Monty is a compact Python interpreter implemented in Rust, purpose-built to safely execute code generated by LLMs with extremely low startup overhead. The project targets a narrow but practical use case: enable agents to write and run Python snippets without the complexity and risk of container sandboxes, offering microsecond-class startup times, controlled resource limits, and snapshotable execution state.
What Monty is and what it’s for
Monty is designed specifically to run code produced by agents. It exposes a restricted Python runtime that:
- Blocks direct access to the host environment: filesystem, environment variables, and network access are disallowed unless explicitly provided as host functions.
- Allows controlled host function calls: only functions registered by the embedding application are callable from Monty code.
- Supports modern Python type hints and includes ty for typechecking bundled into a single binary.
- Snapshots execution so the interpreter state can be serialized to bytes and restored later, enabling pausing, resuming, and moving execution across processes.
The runtime aims for a small, secure surface suitable for tool-use by agents rather than general-purpose Python programming.
Key features
- Extremely low startup latency (reported on the repo as around 0.06ms) so agent-written code can run with minimal overhead.
- Snapshotting: both parsed programs and mid-execution states can be serialized with dump()/load(), enabling caching and long-lived workflows.
- Resource controls: tracking of memory, allocations, stack depth, and execution time with the ability to cancel execution when limits are hit.
- Embeddable across ecosystems: callable from Python, Rust, and JavaScript/TypeScript since Monty has no CPython dependency.
- Async and sync bridging: supports async or sync execution and can call back to host async functions.
Practical usage patterns
Monty is consumable from multiple languages. The repository documents:
- Python integration via the pydantic-monty package with examples for running async agents, iterative external-function workflows using start()/resume(), and serialization of Monty and MontySnapshot objects.
- A Rust API (MontyRun, MontyObject, RunProgress) including dump()/load() serialization.
- JavaScript/TypeScript bindings are available to embed Monty where a Rust runtime can be used.
Typical workflows include agent-written logic that calls external tool functions iteratively; Monty pauses at those calls and returns a snapshot describing the call so the host can perform the external operation and then resume execution.
Limitations and design trade-offs
Monty intentionally restricts language features and libraries to reduce attack surface and complexity:
- Limited stdlib: only a few modules are available (e.g., sys, typing, asyncio; dataclasses and json noted as coming soon).

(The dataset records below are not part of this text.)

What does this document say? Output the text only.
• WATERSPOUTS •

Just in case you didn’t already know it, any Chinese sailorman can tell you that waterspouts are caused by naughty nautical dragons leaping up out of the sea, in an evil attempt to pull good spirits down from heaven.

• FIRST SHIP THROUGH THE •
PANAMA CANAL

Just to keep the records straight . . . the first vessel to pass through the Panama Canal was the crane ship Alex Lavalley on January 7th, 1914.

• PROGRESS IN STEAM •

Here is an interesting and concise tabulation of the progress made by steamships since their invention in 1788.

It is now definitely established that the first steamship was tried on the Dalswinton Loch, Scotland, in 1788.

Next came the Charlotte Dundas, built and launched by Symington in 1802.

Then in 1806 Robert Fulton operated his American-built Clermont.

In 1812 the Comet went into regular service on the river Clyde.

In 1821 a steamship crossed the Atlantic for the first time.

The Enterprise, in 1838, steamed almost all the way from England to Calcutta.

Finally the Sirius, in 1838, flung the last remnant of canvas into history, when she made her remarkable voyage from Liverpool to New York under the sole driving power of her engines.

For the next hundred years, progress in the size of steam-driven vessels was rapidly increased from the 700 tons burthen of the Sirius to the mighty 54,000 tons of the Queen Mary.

- No third-party package support: external Python libraries are not supported by design.
- Language gaps: currently lacks classes and match statement support (the repo indicates class support is expected in future updates).
These constraints reflect a focus on safe, fast execution for agent use rather than parity with CPython.
Alternatives and positioning
The repository compares Monty to other approaches:
- Docker and managed sandboxing services provide full language completeness and isolation but incur significant startup latency and operational complexity.
- Pyodide brings full CPython in WASM but incurs large cold-start costs and different isolation trade-offs for server-side use.
- Lightweight interpreters like starlark-rust are fast and hermetic but are not Python and lack features needed for agent tool invocation.
- Naive approaches (exec()/subprocess) offer minimal latency but no security boundaries.
Monty sits between these options by trading language completeness for strict isolation, rapid startup, and snapshot capabilities tailored for agent-driven code execution.
Integration and status
Monty is slated to power code-mode in Pydantic AI, where agents produce code that directly invokes registered tools. The repo emphasizes practical references on agent-oriented code execution such as Cloudflare’s Codemode, Anthropic’s programmatic tool-calling docs, and Hugging Face’s Smol Agents.
The project is experimental and actively developed; the repository lists release v0.0.3 (latest) on Feb 4, 2026. Source, examples, and CI badges are available in the repo.